There was a pause. The colonel filled it himself. “And?”
“Insubordination, sir.”
“Down to conscript tunneller? You must have been spectacularly insubordinate.”
“So it was adjudged, sir.”
There was a grunt that might have been laughter. At the colonel’s instigation the offisorial heads were brought together. There was some muttering, then the more senior major said, “There will shortly be a small exploratory force sent along the water tunnel, conscript. Perhaps you might care to be on it.”
“I’ll do as ordered, sir.”
“The men will be hand-picked, though volunteers.”
Vatueil drew himself up as straight as he could, his back complaining. “I volunteer, sir.”

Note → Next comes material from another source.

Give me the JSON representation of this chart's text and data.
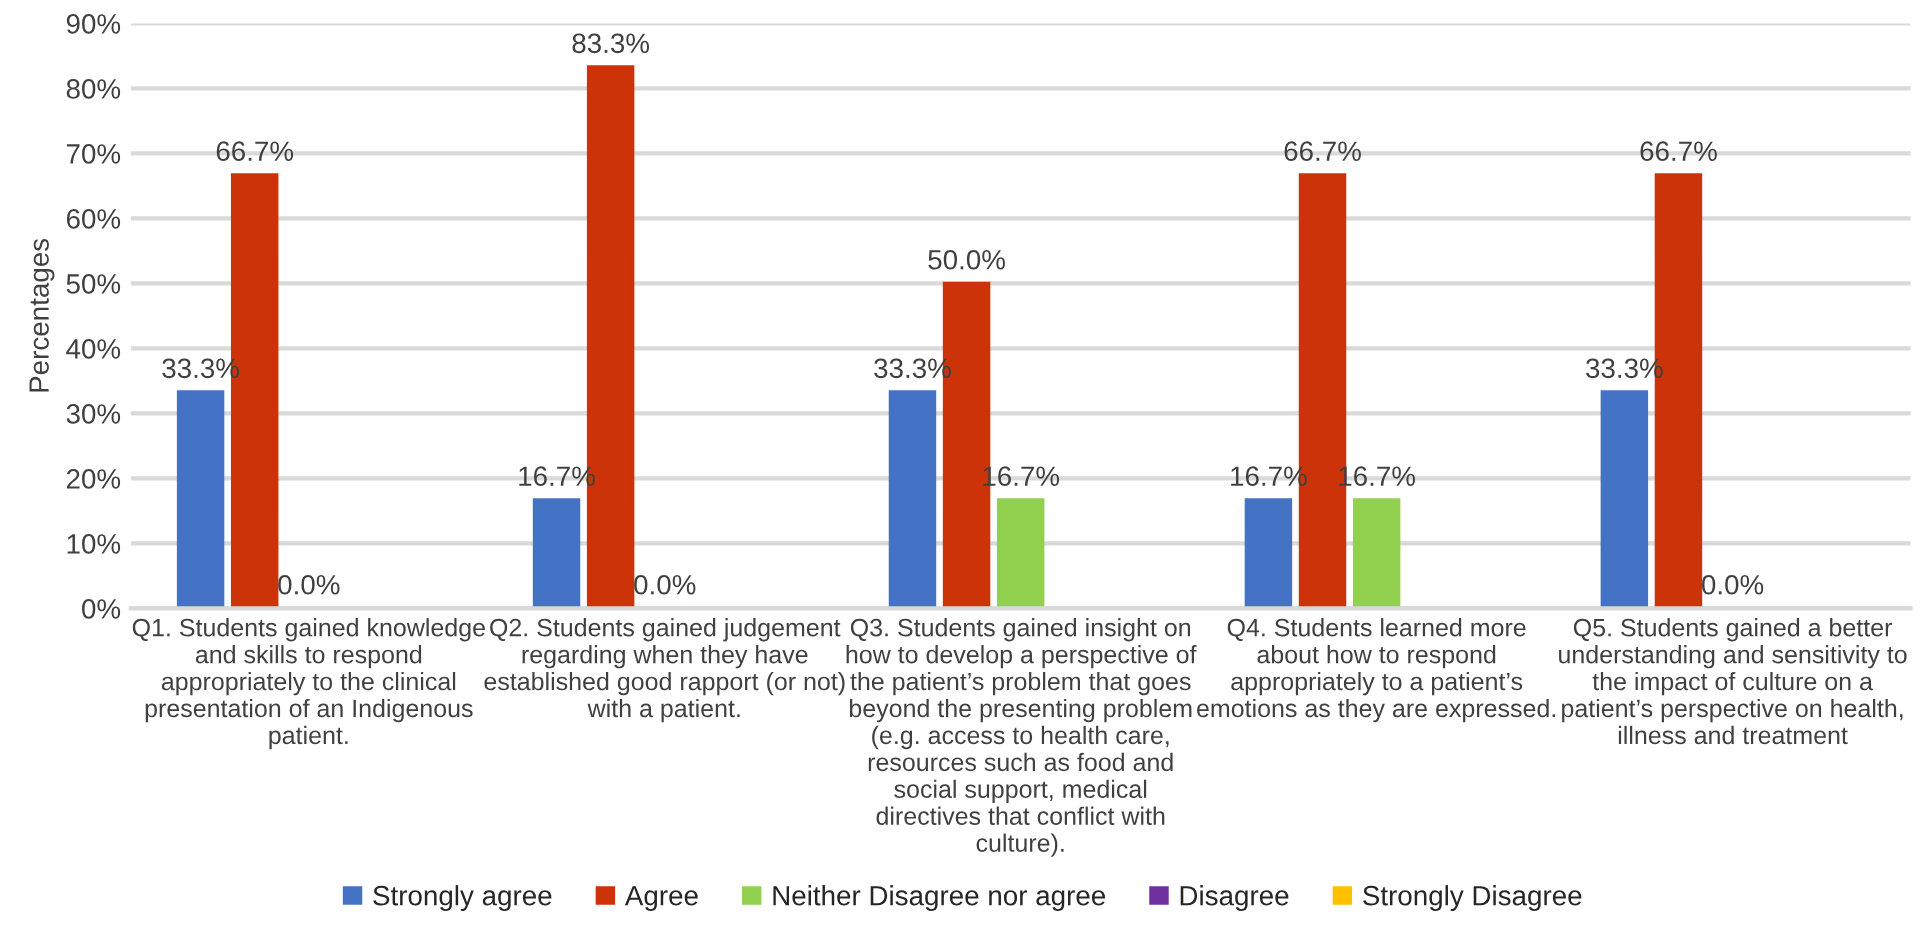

“Good man. You might need a crossbow as well as a shovel.”
“I can handle both, sir.”
“Report to the senior duty officer. Dismissed.”
The calf-deep water was cold, swirling round his boots and seeping into them. He was fourth man back from the lead, lamp extinguished. Only the lead man had a lit lamp, and that was turned down as low as it would go. The water tunnel was oval shaped, just too broad to touch both sides at the same time with outstretched arms. It was nearly as tall as a man; you had to walk with head lowered but it was easy enough after so long being bent double.
The air was good; better than in the mining tunnel. It had flowed gently into their faces as they’d stood in the water, ready to move off from the breach leading from the mining tunnel. The twenty men in the detail moved down the partially filled pipe as quietly as they could, wary of traps or guards. They were led by a fairly old, sensible-seeming captain and a very keen young subaltern. There were two other tunnellers as well as himself, both more powerful than he though with less combat experience. Like him they carried picks, spades, bows and short swords; the larger of the two also carried a pry bar slung across his broad back.